Keeping A Journal Handy Keeps Me From Forgetting My Eventful Past
Also, it's genuinely the best way to get out pent up emotions.
Time is flying by so quickly, and it's so difficult to keep track of every little event I'm a part of. At the same time, though, I find myself sitting at my desk wide awake every Saturday at midnight just writing in a journal about the past week.
Who did I see? How did I feel? What did I accomplish?
Even the most minute of details becomes the most important topic in the world, and I find myself enthralled in memories now immortalized in a notebook. The moment in which I'm writing as much as I can remember is peaceful, and I think that I am most at home when it's the middle of the night and no one can disturb the flow of thoughts.
After all, the purpose of having a journal is to expose one's future to reminders of the past otherwise unforgotten. One of my essays from eighth grade is wedged between two pages in an older book of mine, and when I stumbled upon it just a few weeks ago, I spent the next hour dissecting every little feeling I could remember from the time when I wrote that piece.

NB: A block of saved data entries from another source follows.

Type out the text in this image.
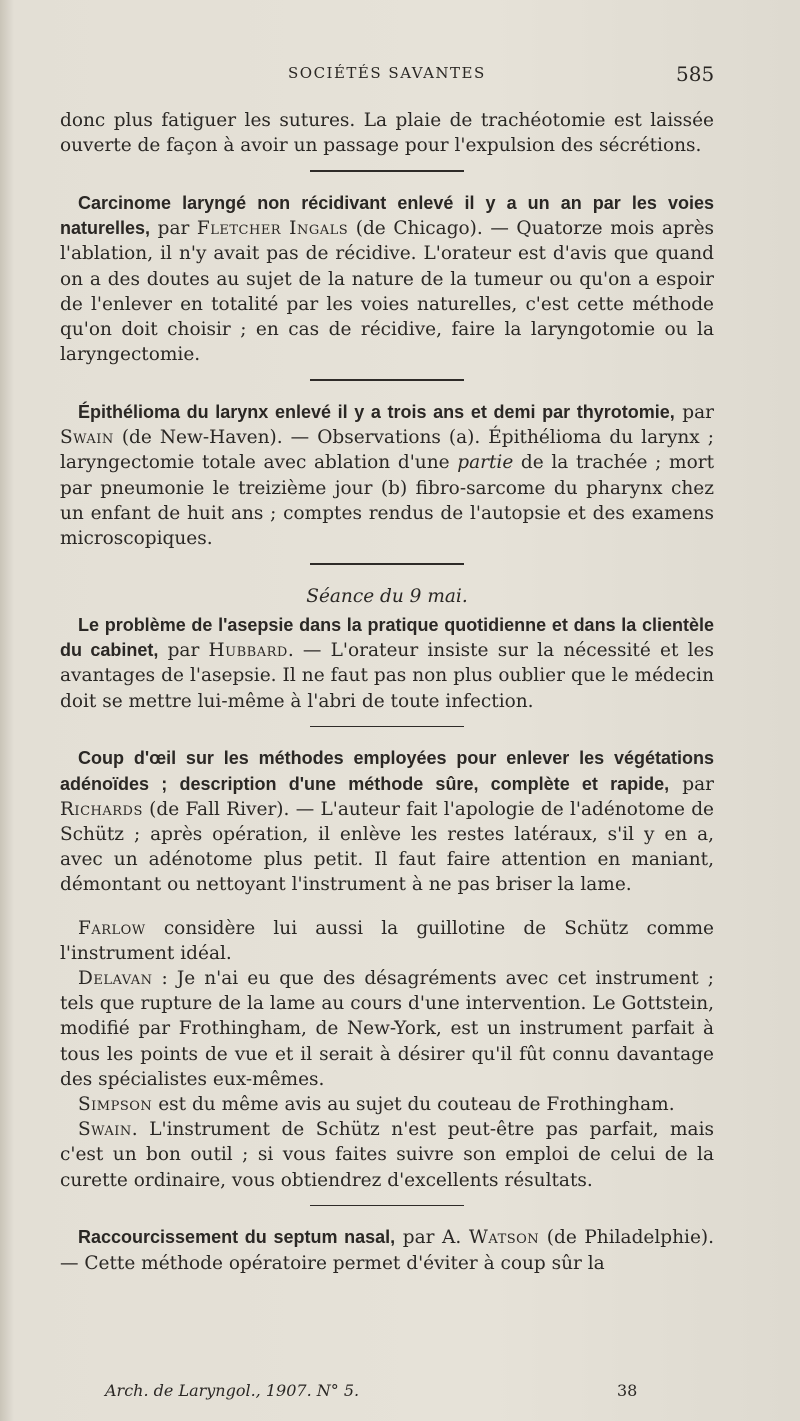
SOCIÉTÉS SAVANTES	585

donc plus fatiguer les sutures. La plaie de trachéotomie est laissée ouverte de façon à avoir un passage pour l'expulsion des sécrétions.

Carcinome laryngé non récidivant enlevé il y a un an par les voies naturelles, par Fletcher Ingals (de Chicago). — Quatorze mois après l'ablation, il n'y avait pas de récidive. L'orateur est d'avis que quand on a des doutes au sujet de la nature de la tumeur ou qu'on a espoir de l'enlever en totalité par les voies naturelles, c'est cette méthode qu'on doit choisir ; en cas de récidive, faire la laryngotomie ou la laryngectomie.

Épithélioma du larynx enlevé il y a trois ans et demi par thyrotomie, par Swain (de New-Haven). — Observations (a). Épithélioma du larynx ; laryngectomie totale avec ablation d'une partie de la trachée ; mort par pneumonie le treizième jour (b) fibro-sarcome du pharynx chez un enfant de huit ans ; comptes rendus de l'autopsie et des examens microscopiques.

Séance du 9 mai.

Le problème de l'asepsie dans la pratique quotidienne et dans la clientèle du cabinet, par Hubbard. — L'orateur insiste sur la nécessité et les avantages de l'asepsie. Il ne faut pas non plus oublier que le médecin doit se mettre lui-même à l'abri de toute infection.

Coup d'œil sur les méthodes employées pour enlever les végétations adénoïdes ; description d'une méthode sûre, complète et rapide, par Richards (de Fall River). — L'auteur fait l'apologie de l'adénotome de Schütz ; après opération, il enlève les restes latéraux, s'il y en a, avec un adénotome plus petit. Il faut faire attention en maniant, démontant ou nettoyant l'instrument à ne pas briser la lame.

Farlow considère lui aussi la guillotine de Schütz comme l'instrument idéal.

Delavan : Je n'ai eu que des désagréments avec cet instrument ; tels que rupture de la lame au cours d'une intervention. Le Gottstein, modifié par Frothingham, de New-York, est un instrument parfait à tous les points de vue et il serait à désirer qu'il fût connu davantage des spécialistes eux-mêmes.

Simpson est du même avis au sujet du couteau de Frothingham.

Swain. L'instrument de Schütz n'est peut-être pas parfait, mais c'est un bon outil ; si vous faites suivre son emploi de celui de la curette ordinaire, vous obtiendrez d'excellents résultats.

Raccourcissement du septum nasal, par A. Watson (de Philadelphie). — Cette méthode opératoire permet d'éviter à coup sûr la

Arch. de Laryngol., 1907. N° 5.	38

There's something amazing about having a journal to presently write in and eventually look back upon with open ears and listening eyes. There's something magical about being able to recount the tirade of feelings I experienced three, four years ago even now. It's as if I've envisioned a pathway to walk down (some would call "Memory Lane"), and I can find myself walking down that road at any given time.

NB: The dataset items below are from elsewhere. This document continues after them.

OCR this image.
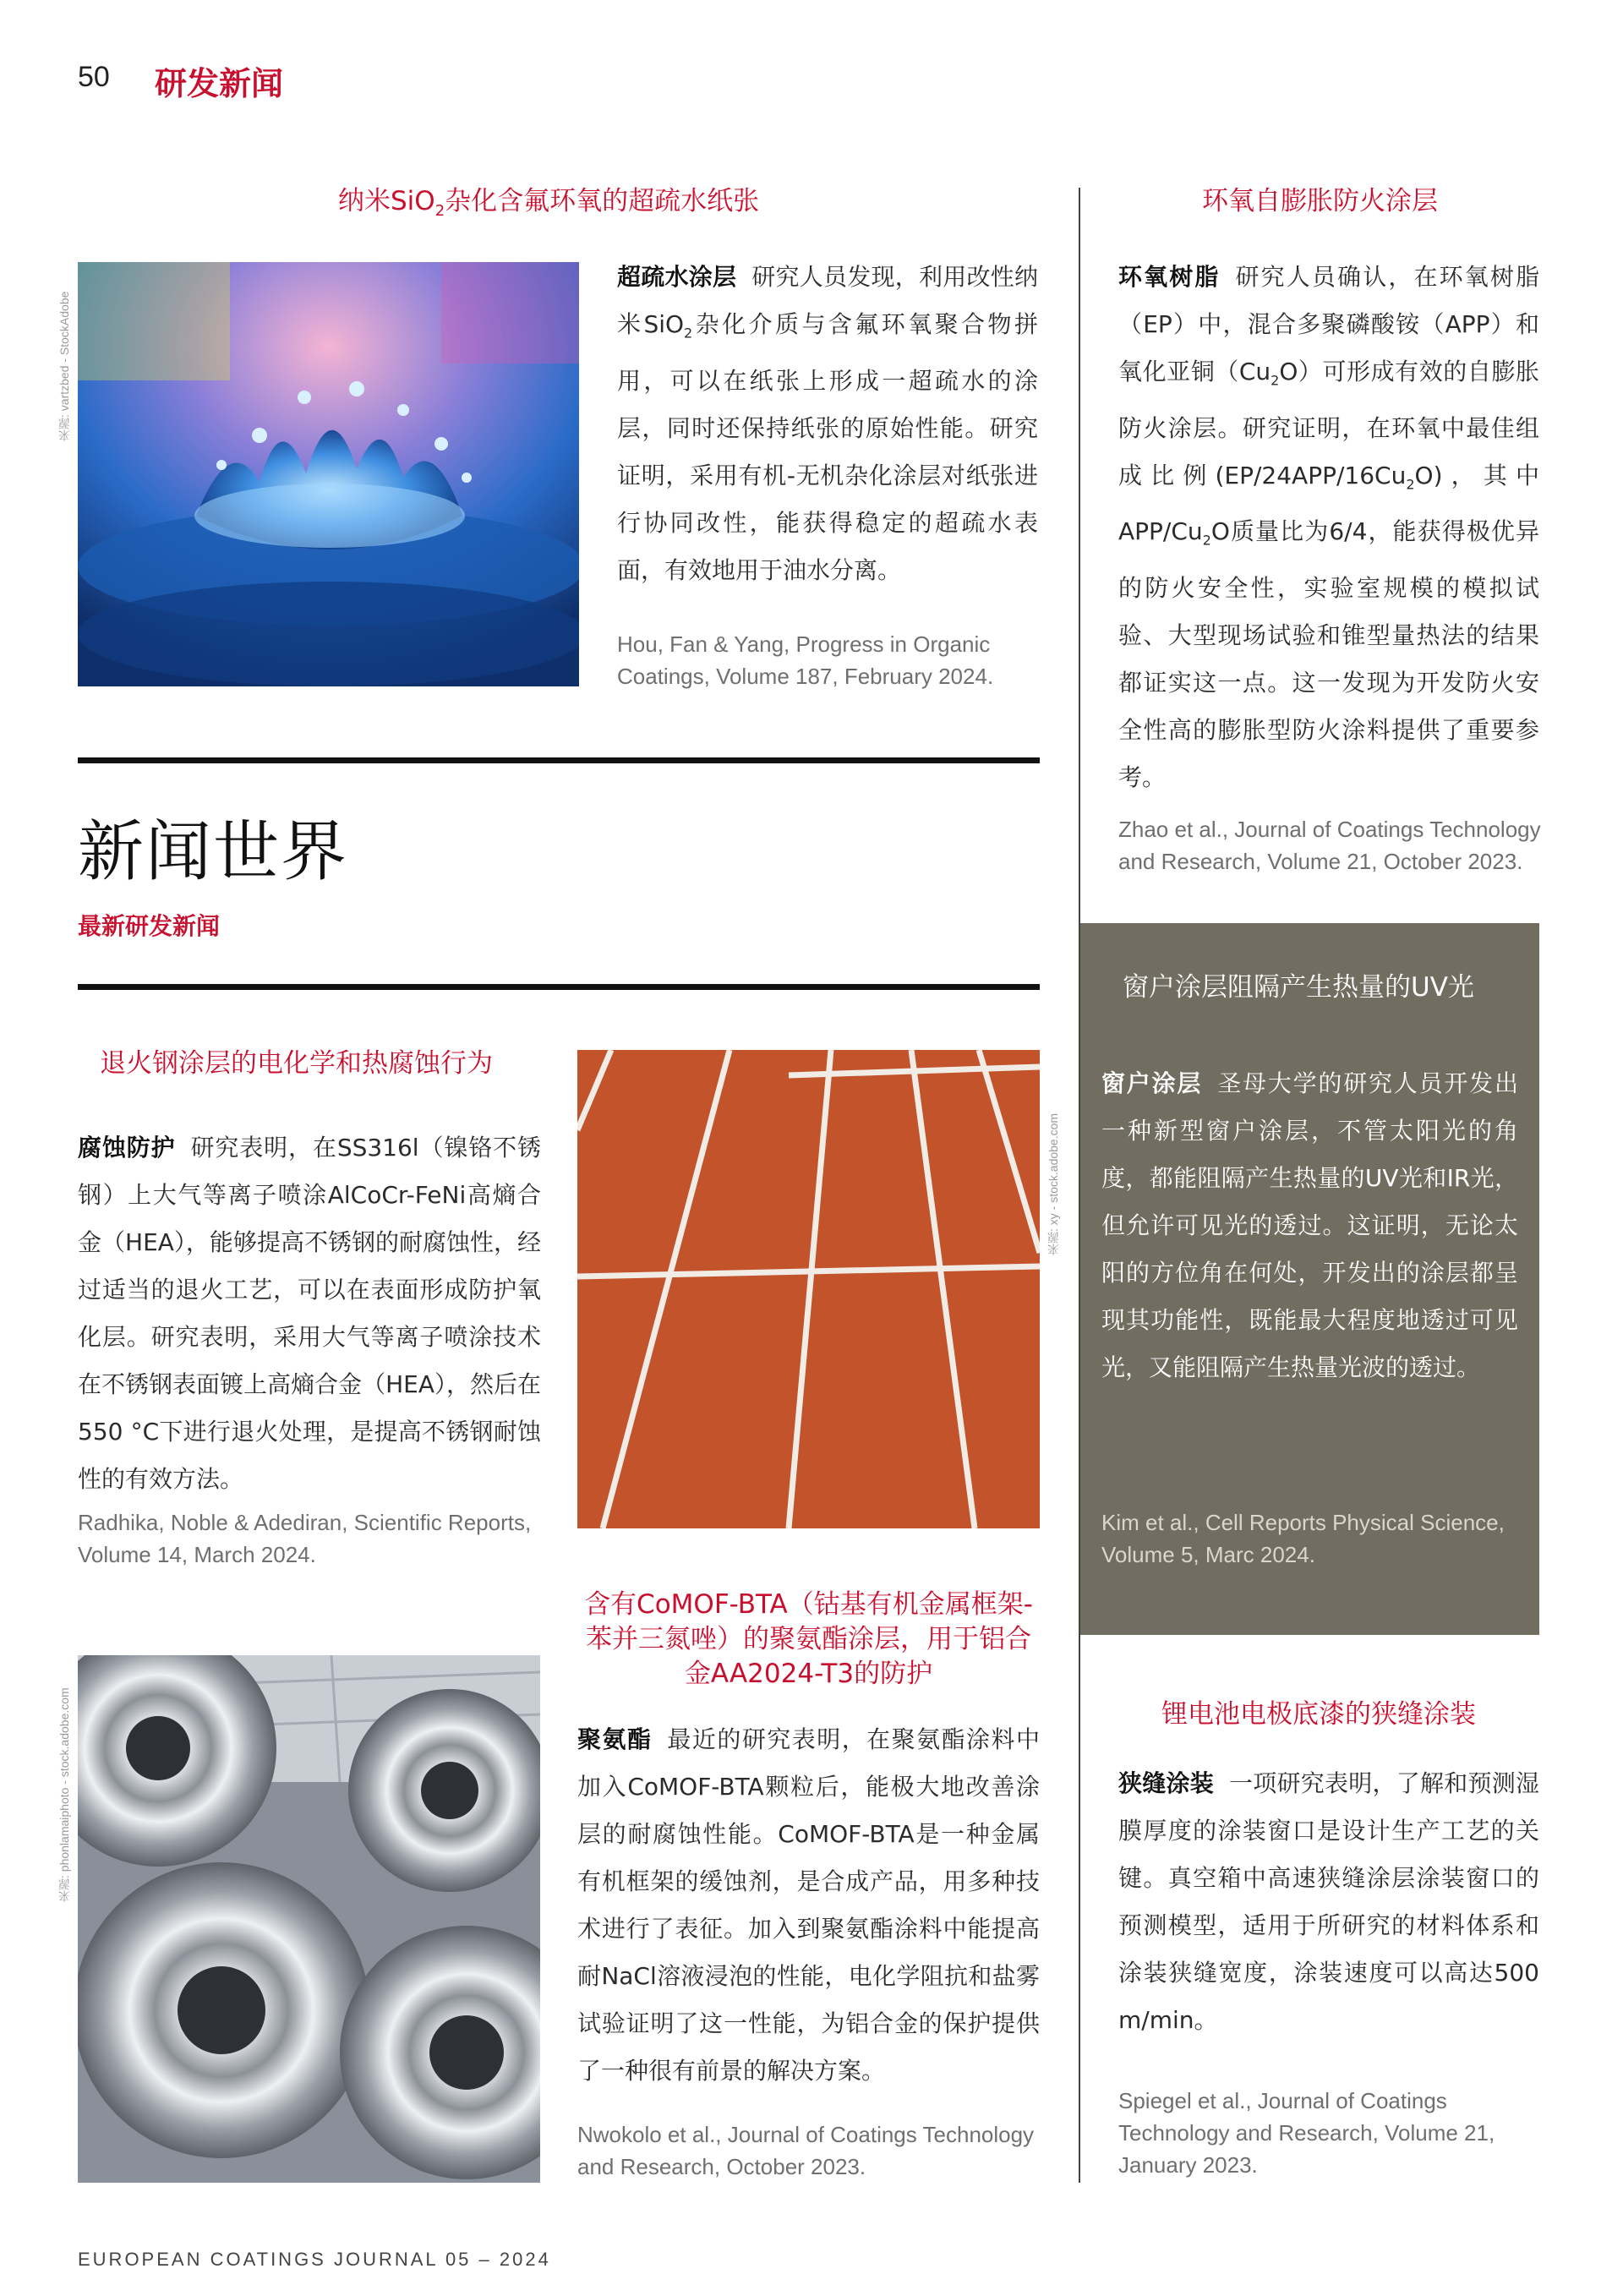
50 研发新闻
纳米SiO$_2$杂化含氟环氧的超疏水纸张
来源: vartzbed - StockAdobe

超疏水涂层 研究人员发现，利用改性纳米SiO$_2$杂化介质与含氟环氧聚合物拼用，可以在纸张上形成一超疏水的涂层，同时还保持纸张的原始性能。研究证明，采用有机-无机杂化涂层对纸张进行协同改性，能获得稳定的超疏水表面，有效地用于油水分离。

Hou, Fan & Yang, Progress in Organic Coatings, Volume 187, February 2024.
环氧自膨胀防火涂层

环氧树脂 研究人员确认，在环氧树脂（EP）中，混合多聚磷酸铵（APP）和氧化亚铜$(Cu_2O)$可形成有效的自膨胀防火涂层。研究证明，在环氧中最佳组成比例$(EP/24APP/16Cu_2O)$，其中APP/$Cu_2O$质量比为6/4，能获得极优异的防火安全性，实验室规模的模拟试验、大型现场试验和锥型量热法的结果都证实这一点。这一发现为开发防火安全性高的膨胀型防火涂料提供了重要参考。

Zhao et al., Journal of Coatings Technology and Research, Volume 21, October 2023.
新闻世界
最新研发新闻
退火钢涂层的电化学和热腐蚀行为

腐蚀防护 研究表明，在SS316l（镍铬不锈钢）上大气等离子喷涂AlCoCr-FeNi高熵合金（HEA），能够提高不锈钢的耐腐蚀性，经过适当的退火工艺，可以在表面形成防护氧化层。研究表明，采用大气等离子喷涂技术在不锈钢表面镀上高熵合金（HEA），然后在550 °C下进行退火处理，是提高不锈钢耐蚀性的有效方法。

Radhika, Noble & Adediran, Scientific Reports, Volume 14, March 2024.
来源: xy - stock.adobe.com
窗户涂层阻隔产生热量的UV光

窗户涂层 圣母大学的研究人员开发出一种新型窗户涂层，不管太阳光的角度，都能阻隔产生热量的UV光和IR光，但允许可见光的透过。这证明，无论太阳的方位角在何处，开发出的涂层都呈现其功能性，既能最大程度地透过可见光，又能阻隔产生热量光波的透过。

Kim et al., Cell Reports Physical Science, Volume 5, Marc 2024.
含有CoMOF-BTA（钴基有机金属框架-苯并三氮唑）的聚氨酯涂层，用于铝合金AA2024-T3的防护
来源: phonlamaiphoto - stock.adobe.com	聚氨酯 最近的研究表明，在聚氨酯涂料中加入CoMOF-BTA颗粒后，能极大地改善涂层的耐腐蚀性能。CoMOF-BTA是一种金属有机框架的缓蚀剂，是合成产品，用多种技术进行了表征。加入到聚氨酯涂料中能提高耐NaCl溶液浸泡的性能，电化学阻抗和盐雾试验证明了这一性能，为铝合金的保护提供了一种很有前景的解决方案。

Nwokolo et al., Journal of Coatings Technology and Research, October 2023.
锂电池电极底漆的狭缝涂装

狭缝涂装 一项研究表明，了解和预测湿膜厚度的涂装窗口是设计生产工艺的关键。真空箱中高速狭缝涂层涂装窗口的预测模型，适用于所研究的材料体系和涂装狭缝宽度，涂装速度可以高达500 m/min。

Spiegel et al., Journal of Coatings Technology and Research, Volume 21, January 2023.
EUROPEAN COATINGS JOURNAL 05 – 2024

In freshman year, I would spend an hour every day of the weekend just writing. About anything and everything that came to mind, only as long as the pen I was holding wasn't lifting itself off the paper. The amount of vivid description I put into every nit-picky part of my day was astonishing to read. I didn't want to forget anything, and I thought I could avoid forgetting by telling my future self what I knew.
Recollecting plain information, whether it be facts and figures or charts and data, can seem mundane, something one is unable to relate to and therefore "care" about, but recollecting emotions is putting on those same shoes one wore in a previous time and revisiting a slew of old memories.
It's embarrassing sometimes to find little mistakes in my writing or little places in which I attempted to sound profound but ended up sounding paranoid, but that characterized who I was as a writer back then (and maybe even today). Because I have journals full of pages and pages of sketches and words and feelings, I know who I used to be. I can remember who I was two years ago because of a journal entry from January 2017.
There was a day in sophomore year when I realized that high school was meant to be stressful, not a carefree adventure. I wrote down everything I felt that day, down to the sound of the bell ending the school day. And when I sat there a month ago and reread everything I had poured out, I laughed to myself, thinking that this rude awakening I had been ranting about was just the beginning.
It's comical and heartbreaking at the same time to sit through a journal written so long ago, but I think it's all worth it. The weeks are counting down as this school year is coming to a close, and while I spend all my time ranting aloud about how stressed I am, my true emotions only show up on the pages of my journal. Safe to say, I feel more at peace knowing that there's someone in the future going through this journey with me.